Abstract

Abstract The legal and regulatory frame work is critical for marginal field development in Nigeria. The petroleum amendment decree No 23 of 1996 is the basis of marginal field development. The Petroleum Act of 1969 with its amendments prior to Decree 23 of August 1996, prevented access by non-discoverers/owners to undeveloped or marginal fields. Indigenous companies are mostly non-discoverers/owners and this concern about the low level of participation of Nigerian nationals in the petroleum industry was addressed in the Petroleum (Amendment) Decree No 23 of 1996, which had the effect of giving the government absolute discretion in making guidelines for the farm-out of marginal fields. Before August 1996, the potentials of significant contributions by small and/or third-party operators (the so-called independents) to national production capacity had remained negated, unlike many oil basins of the world where the emplaced laws for acreage lease, farm-in/farm-out, the permissible limits of production, and interest acquisition/assignment, all serve to facilitate the transfer of rights to reserves.
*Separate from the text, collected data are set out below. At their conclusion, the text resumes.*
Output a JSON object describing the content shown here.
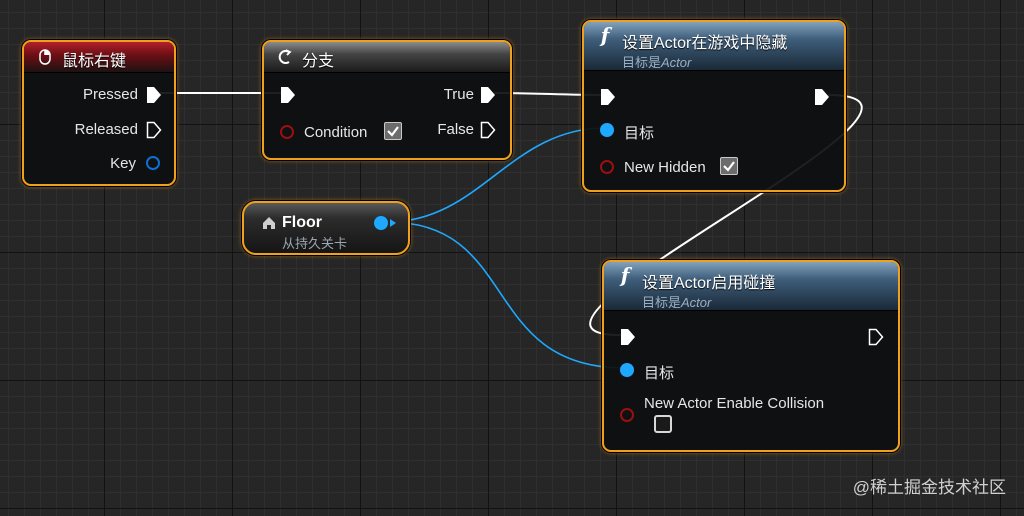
{
  "nodes": {
    "mouse_right": {
      "title": "鼠标右键",
      "pins": {
        "pressed": "Pressed",
        "released": "Released",
        "key": "Key"
      }
    },
    "branch": {
      "title": "分支",
      "pins": {
        "condition": "Condition",
        "true": "True",
        "false": "False"
      },
      "condition_checked": true
    },
    "set_hidden": {
      "title": "设置Actor在游戏中隐藏",
      "subtitle_prefix": "目标是",
      "subtitle_target": "Actor",
      "pins": {
        "target": "目标",
        "new_hidden": "New Hidden"
      },
      "new_hidden_checked": true
    },
    "floor": {
      "title": "Floor",
      "subtitle": "从持久关卡"
    },
    "set_collision": {
      "title": "设置Actor启用碰撞",
      "subtitle_prefix": "目标是",
      "subtitle_target": "Actor",
      "pins": {
        "target": "目标",
        "new_enable_collision": "New Actor Enable Collision"
      },
      "collision_checked": false
    }
  },
  "watermark": "@稀土掘金技术社区",
  "colors": {
    "node_border": "#f0a01c",
    "exec_wire": "#ffffff",
    "object_wire": "#1ea8ff",
    "bool_pin": "#9a1010",
    "event_header": "#b2202a",
    "function_header": "#5a7fa0"
  },
  "icons": {
    "mouse_right": "mouse-icon",
    "branch": "branch-icon",
    "set_hidden": "function-icon",
    "floor": "actor-icon",
    "set_collision": "function-icon"
  }
}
The overriding reason for the initiation of marginal field development program is to bring about economic development through revenue generation, promotion of indigenous participation in oil and gas sector and discouraging the abandonment of depleting oil fields considered marginal in Nigeria, in additional to technology acquisition and diffusion in the oil and gas industry. However no meaningful oil and gas development can take place without adequate legal and regulatory frame work. This paper assesses the effectiveness of legal and regulatory frame work for marginal field development program in Nigeria. The outcome of the study showed that the decree only guaranteed a 40% foreign equity holding. The provision preventing foreign equity holders of 40% from acting as operators will also act as a disincentive to investment as the lack of competencies on the part of local Oil Companies LOCs (as operators) will discourage many investors It also identifies lack of compensation clause for the original owners of the marginal oilfields in the legal frame work setting up marginal oil field program. The study offers useful suggestion for improvement. It is recommended that the passage of the Petroleum Industry Bill should make the laws governing the marginal field operations in Nigeria to be robust and comprehensive.